Successful expression of H-NS and various chimeric MucR1 derivatives in the ΔmucR1&2 mutant was verified by the in vivo cross-linking assay (Figure 7B), and self-association in the dimer form can be observed for H-NS, H-NS(1–89)-MucR1CTD, Lsr2(1–65)-MucR1CTD, MucR1NTD-H-NS(77–137), and MucR1NTD-Lsr2(74–112), but not for Lsr2(1–50)-MucR1CTD. It has been revealed that MucR1 is required for exopolysaccharide production and nitrogen fixation by directly modulating the transcription of exopolysaccharide biosynthesis genes and functional genes essential for maintaining nitrogen fixation process (32,38,46,91,92). The ΔmucR1&2 mutant of SF45436 is characterized by forming non-mucoid colonies, and small nodules of low nitrogenase activity which led to a significant reduction in leaf chlorophyll content of soybean plants (38,46) (Figure 7C, D). H-NS, H-NS(1–89)-MucR1CTD, Lsr2(1–65)-MucR1CTD, MucR1NTD-H-NS(77–137) rather than Lsr2(1–50)-MucR1CTD and MucR1NTD-Lsr2(74–112) can effectively rescue the symbiotic performance of the ΔmucR1&2 mutant on soybean plants (Figure 7C). The red non-mucoid colony phenotype of the ΔmucR1&2 mutant on the minimum medium containing Congo Red can be largely rescued by H-NS(1–89)-MucR1CTD and Lsr2(1–65)-MucR1CTD, and to a less extent by MucR1NTD-H-NS(77–137) and H-NS (Figure 7D).

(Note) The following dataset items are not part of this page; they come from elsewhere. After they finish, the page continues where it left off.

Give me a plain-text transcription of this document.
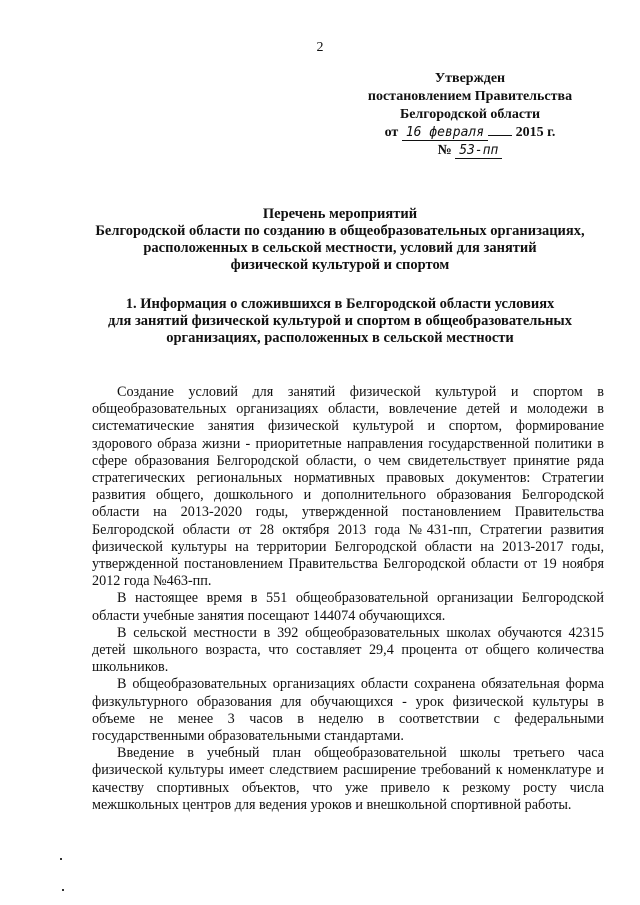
2
Утвержден
постановлением Правительства
Белгородской области
от 16 февраля 2015 г.
№ 53-пп
Перечень мероприятий
Белгородской области по созданию в общеобразовательных организациях,
расположенных в сельской местности, условий для занятий
физической культурой и спортом
1. Информация о сложившихся в Белгородской области условиях
для занятий физической культурой и спортом в общеобразовательных
организациях, расположенных в сельской местности

Создание условий для занятий физической культурой и спортом в общеобразовательных организациях области, вовлечение детей и молодежи в систематические занятия физической культурой и спортом, формирование здорового образа жизни - приоритетные направления государственной политики в сфере образования Белгородской области, о чем свидетельствует принятие ряда стратегических региональных нормативных правовых документов: Стратегии развития общего, дошкольного и дополнительного образования Белгородской области на 2013-2020 годы, утвержденной постановлением Правительства Белгородской области от 28 октября 2013 года №431-пп, Стратегии развития физической культуры на территории Белгородской области на 2013-2017 годы, утвержденной постановлением Правительства Белгородской области от 19 ноября 2012 года №463-пп.

В настоящее время в 551 общеобразовательной организации Белгородской области учебные занятия посещают 144074 обучающихся.

В сельской местности в 392 общеобразовательных школах обучаются 42315 детей школьного возраста, что составляет 29,4 процента от общего количества школьников.

В общеобразовательных организациях области сохранена обязательная форма физкультурного образования для обучающихся - урок физической культуры в объеме не менее 3 часов в неделю в соответствии с федеральными государственными образовательными стандартами.

Введение в учебный план общеобразовательной школы третьего часа физической культуры имеет следствием расширение требований к номенклатуре и качеству спортивных объектов, что уже привело к резкому росту числа межшкольных центров для ведения уроков и внешкольной спортивной работы.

MucR1C82G and MucR1Y24G were not able to restore the symbiotic and colony phenotypes of the ΔmucR1&2 mutant (Figure 7C and D). These results demonstrated that NTD of MucR1 can be replaced by Lsr2(1–65) and H-NS(1–89) while H-NS(77–137) but not Lsr2(74–112) can functionally complement CTD of MucR1 in vivo. Therefore, convergently evolved xenogeneic silencers H-NS and Lsr2 can fully or partially complement the essential role of MucR1 in rhizobium-legume symbiosis.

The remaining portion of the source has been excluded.